Pretty much said most of it in the question itself. I have sort of ignored grammar for a bit in an attempt to have more vocab and immersion but now they have really started to confuse the hell out of me. This book was suggested, however, some other suggestions were also to not bother with grammar and just continue to immerse, but I am worried that the grammar might come back to bite me in the ass. Just looking for some suggestions and advice in the grammar bit. Thanks

5 comments
  1. Its a great book, but its a handbook for looking up particles, not learning them, its complementary.

    Dunno who recommended you to not learn grammar, but learning grammar is extremly important, it extremly efficent to learn sole grammar points in the beginner-intermediate stages(this changes at high intermediate and advanced).

    How are you immersing without grammar? native content uses grammar points beyond n1(becuase its obv. for natives) are you just looking at definitions of words without the actuall context of the sentence? because thats not immersion nor learning.
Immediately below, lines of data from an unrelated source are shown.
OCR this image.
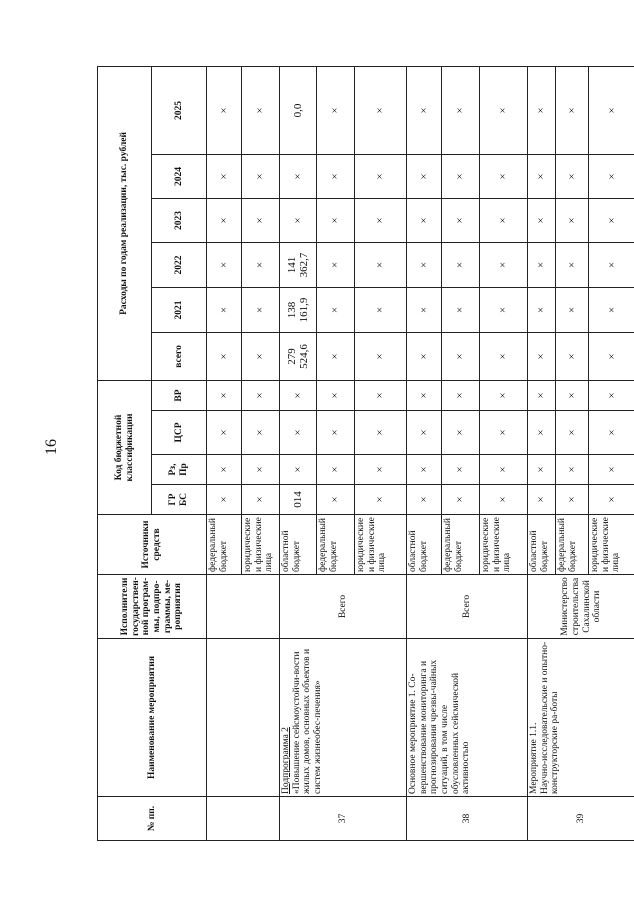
16
№ пп.	Наименование мероприятия	Исполнители государствен-ной програм-мы, подпро-граммы, ме-роприятия	Источники средств	Код бюджетной классификации				Расходы по годам реализации, тыс. рублей					
				ГР БС	Рз, Пр	ЦСР	ВР	всего	2021	2022	2023	2024	2025
			федеральный бюджет	×	×	×	×	×	×	×	×	×	×
			юридические и физические лица	×	×	×	×	×	×	×	×	×	×
37	Подпрограмма 2 «Повышение сейсмоустойчи-вости жилых домов, основных объектов и систем жизнеобес-печения»	Всего	областной бюджет	014	×	×	×	279 524,6	138 161,9	141 362,7	×	×	0,0
			федеральный бюджет	×	×	×	×	×	×	×	×	×	×
			юридические и физические лица	×	×	×	×	×	×	×	×	×	×
38	Основное мероприятие 1. Со-вершенствование мониторинга и прогнозирования чрезвы-чайных ситуаций, в том числе обусловленных сейсмической активностью	Всего	областной бюджет	×	×	×	×	×	×	×	×	×	×
			федеральный бюджет	×	×	×	×	×	×	×	×	×	×
			юридические и физические лица	×	×	×	×	×	×	×	×	×	×
39	Мероприятие 1.1. Научно-исследовательские и опытно-конструкторские ра-боты	Министерство строительства Сахалинской области	областной бюджет	×	×	×	×	×	×	×	×	×	×
			федеральный бюджет	×	×	×	×	×	×	×	×	×	×
			юридические и физические лица	×	×	×	×	×	×	×	×	×	×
  2. To be honest trying to learn japanese without learning grammar just literally makes no sense. I don’t say this lightly. You won’t understand anything you are listening to or reading if you don’t know how to interpret sentences which you use grammar to do so. If you’re confused about particles it’s because you’re skipping grammar. Getting a book on particles and skipping a basic grammar textbook just seems so strange to me.

    My honest opinion is just buy Genki. It’s tried and tested and loads and loads of people have already had success with it. There’s no need to reinvent the wheel.